Background
Identifying hospitalized patients at risk for QT interval
prolongation could lead to interventions to reduce the risk of torsades de
pointes (TdP). Our objective was to develop and validate a risk score for QT
prolongation in hospitalized patients.
Methods and Results
In this study in a single tertiary care institution, consecutive
patients (n=900) admitted to cardiac care units comprised the risk score
development group (DG). The score was then applied to 300 additional
patients in a validation group (VG).

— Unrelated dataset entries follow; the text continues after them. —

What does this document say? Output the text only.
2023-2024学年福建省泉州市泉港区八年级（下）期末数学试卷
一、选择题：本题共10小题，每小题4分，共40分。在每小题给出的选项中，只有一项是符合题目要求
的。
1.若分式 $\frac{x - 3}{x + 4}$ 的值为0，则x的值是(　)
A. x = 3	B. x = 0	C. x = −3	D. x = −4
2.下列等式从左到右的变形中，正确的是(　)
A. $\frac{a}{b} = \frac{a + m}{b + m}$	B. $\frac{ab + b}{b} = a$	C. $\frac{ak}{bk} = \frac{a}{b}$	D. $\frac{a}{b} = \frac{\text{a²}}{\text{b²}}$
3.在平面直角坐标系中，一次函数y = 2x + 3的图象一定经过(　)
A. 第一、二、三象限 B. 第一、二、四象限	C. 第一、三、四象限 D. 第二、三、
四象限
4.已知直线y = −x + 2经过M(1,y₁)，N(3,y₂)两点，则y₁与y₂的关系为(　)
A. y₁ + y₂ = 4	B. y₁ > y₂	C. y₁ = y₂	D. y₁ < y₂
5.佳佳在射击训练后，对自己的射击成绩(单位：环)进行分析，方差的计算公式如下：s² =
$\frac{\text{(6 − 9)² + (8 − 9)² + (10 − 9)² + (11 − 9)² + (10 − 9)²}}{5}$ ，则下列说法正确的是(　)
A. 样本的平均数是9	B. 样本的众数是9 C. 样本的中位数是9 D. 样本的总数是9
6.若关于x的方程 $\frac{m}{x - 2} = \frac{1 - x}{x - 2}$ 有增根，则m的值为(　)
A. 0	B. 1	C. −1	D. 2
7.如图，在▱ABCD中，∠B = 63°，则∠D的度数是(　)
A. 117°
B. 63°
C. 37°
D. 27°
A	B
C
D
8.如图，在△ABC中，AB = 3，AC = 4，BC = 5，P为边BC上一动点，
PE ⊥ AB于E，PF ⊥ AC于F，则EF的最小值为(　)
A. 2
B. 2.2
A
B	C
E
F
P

Corrected QT (QTc) interval
prolongation (defined as QTc > 500 ms and/or an increase
of > 60 ms from baseline) occurred in 274 (30.4%) and 90
(30.0%) patients in the DG and VG, respectively. Independent
predictors of QTc prolongation included: female (odds ratio [OR],
1.5; 95% confidence interval [CI], 1.1–2.0), diagnosis of
myocardial infarction [2.5 (1.6–3.9)], sepsis [2.7
(1.5–4.8)], left ventricular dysfunction [2.7 (1.6–5.0)],
administration of a QT-prolonging drug [2.8 (2.0–4.0)], ≥ 2
QT- prolonging drugs [2.6 (1.9–5.6)], or loop diuretic [1.4
(1.0–2.0)], age > 68 years [1.3 (1.0–1.8)], serum
K+ < 3.5 mEq/L [2.1 (1.5–2.9)], and admitting
QTc > 450 ms [2.3; CI (1.6–3.2)]. Risk scores
were developed by assigning points based on Log ORs. Low, moderate and high
risk ranges of 0–6, 7–10 and 11–21 points,
respectively, best predicted QTc prolongation (C statistic =
0.823). A high risk score > 11 was associated with sensitivity =
0.74, specificity = 0.77, positive predictive value = 0.79 and negative
predictive value = 0.76. In the VG, the incidences of QTc
prolongation were 15% (low risk); 37% (moderate risk);
73% (high risk).
Conclusions
A risk score using easily obtainable clinical variables predicts
patients at highest risk for QTc prolongation and may be useful
in guiding monitoring and treatment decisions.